Abstract
Polycystic ovary syndrome (PCOS) is the most common endocrinopathy affecting 10% of reproductive-aged women. The clinical hallmarks of PCOS include hyperandrogenism, oligo-anovulation, and polycystic ovarian morphology. Females with PCOS also experience significant metabolic and psychosocial comorbidities. Experimental PCOS can be modelled by prenatal androgen exposure (PNA), a suspected aetiology, allowing investigation of the unknown underpinning mechanism. Adult PNA mice recapitulate the cardinal features of PCOS, and exhibit aberration of the hypothalamus-pituitary-gonadal axis coordinating reproduction.

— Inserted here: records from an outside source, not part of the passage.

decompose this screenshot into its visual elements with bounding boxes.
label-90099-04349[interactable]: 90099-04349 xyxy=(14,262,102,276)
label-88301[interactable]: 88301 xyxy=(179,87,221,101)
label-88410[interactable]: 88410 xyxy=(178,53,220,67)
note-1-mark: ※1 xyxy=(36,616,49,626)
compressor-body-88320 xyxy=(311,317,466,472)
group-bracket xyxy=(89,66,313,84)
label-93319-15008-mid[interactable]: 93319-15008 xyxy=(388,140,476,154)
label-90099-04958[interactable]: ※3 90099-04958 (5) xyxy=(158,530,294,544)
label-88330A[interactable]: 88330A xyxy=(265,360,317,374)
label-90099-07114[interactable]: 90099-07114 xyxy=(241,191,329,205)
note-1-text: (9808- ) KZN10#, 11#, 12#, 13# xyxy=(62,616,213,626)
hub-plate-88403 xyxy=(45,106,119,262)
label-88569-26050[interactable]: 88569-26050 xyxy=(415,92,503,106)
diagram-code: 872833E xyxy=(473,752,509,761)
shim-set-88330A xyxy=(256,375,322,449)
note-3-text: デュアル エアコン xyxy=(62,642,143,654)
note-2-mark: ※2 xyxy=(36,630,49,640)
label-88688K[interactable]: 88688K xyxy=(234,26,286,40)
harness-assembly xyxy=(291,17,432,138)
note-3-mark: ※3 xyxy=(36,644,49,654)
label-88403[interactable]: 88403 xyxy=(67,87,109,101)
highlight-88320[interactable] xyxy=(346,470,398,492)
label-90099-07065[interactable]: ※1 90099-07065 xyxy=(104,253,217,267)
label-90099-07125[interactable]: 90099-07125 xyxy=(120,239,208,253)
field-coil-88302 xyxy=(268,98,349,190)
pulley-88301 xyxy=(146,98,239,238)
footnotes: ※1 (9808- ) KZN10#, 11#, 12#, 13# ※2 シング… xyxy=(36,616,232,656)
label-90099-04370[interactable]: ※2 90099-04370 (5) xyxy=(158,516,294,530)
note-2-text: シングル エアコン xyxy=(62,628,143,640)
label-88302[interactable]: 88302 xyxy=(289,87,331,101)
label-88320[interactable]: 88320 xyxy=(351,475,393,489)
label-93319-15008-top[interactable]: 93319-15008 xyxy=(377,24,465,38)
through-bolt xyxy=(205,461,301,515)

Both adult PCOS patients and PNA female mice treated with an androgen receptor (AR) antagonist demonstrate restoration of reproductive function, indicating AR as a clinical target. Although the tissue mediating hyperandrogenism remains undefined, evidence from alternative models of PCOS suggest the brain has a critical role. Moreover, amelioration of PCOS-like reproductive traits, modelled by peripubertal chronic dihydrotestosterone exposure, was reported in female mice with a cell-specific deletion of androgen receptor from neurons (NeurARKO). It remains unknown whether central androgen signalling is also required for the development of PNA-induced PCOS-like features.
This study aimed to investigate whether NeurARKO is protective for the development of PCOS-like phenotypes following prenatal androgen exposure. As neuronal androgen signalling has been shown to mediate the effects of androgen excess, we hypothesised that an amelioration of PNA-driven PCOS-like traits would be observed in NeurARKO mice.
To generate female NeurARKO offspring, androgen receptor floxed mice were mated with Camkll-Cre mice. During late gestation, pregnant dams were injected with either DHT to programme PCOS-like features, or oil as a control. Neuron-specific loss of AR expression was confirmed by determining the period of CamkllCre reported expression and immunohistochemistry for AR in adult brain sections. Reproductive features of PNA NeurARKO females were then characterised to determine the extent of restoration. Pubertal onset was measured by the day of vaginal opening and day of first estrus. Reproductive cycling was determined by recording vaginal cytology during adulthood. Moreover, ovarian histology was assessed following perfusion to determine the frequency of corpus lutea, preovulatory follicles, and to assess the follicle wall morphology.
Reported expression of CamkllCre indicates Cre mediated excision of AR occurs prior to prenatal androgenisation. The NeurARKO genotype was found to be protective of the PNA-induced delay in pubertal onset in a small cohort of female mice, suggesting neuronal androgen signalling mediates early androgen excess programming of delayed pubertal onset. No restoration of estrous cyclicity was observed in adult PNA NeurARKO mice despite the presence of corpora lutea in ovarian sections. Thus, our findings suggest that the brain may not be the sole mediator of PNA programming PCOS-like features manifesting in adulthood. Further elucidating the central role of androgen signalling underpinning PCOS pathogenesis is essential for the development of mechanism-based therapeutics.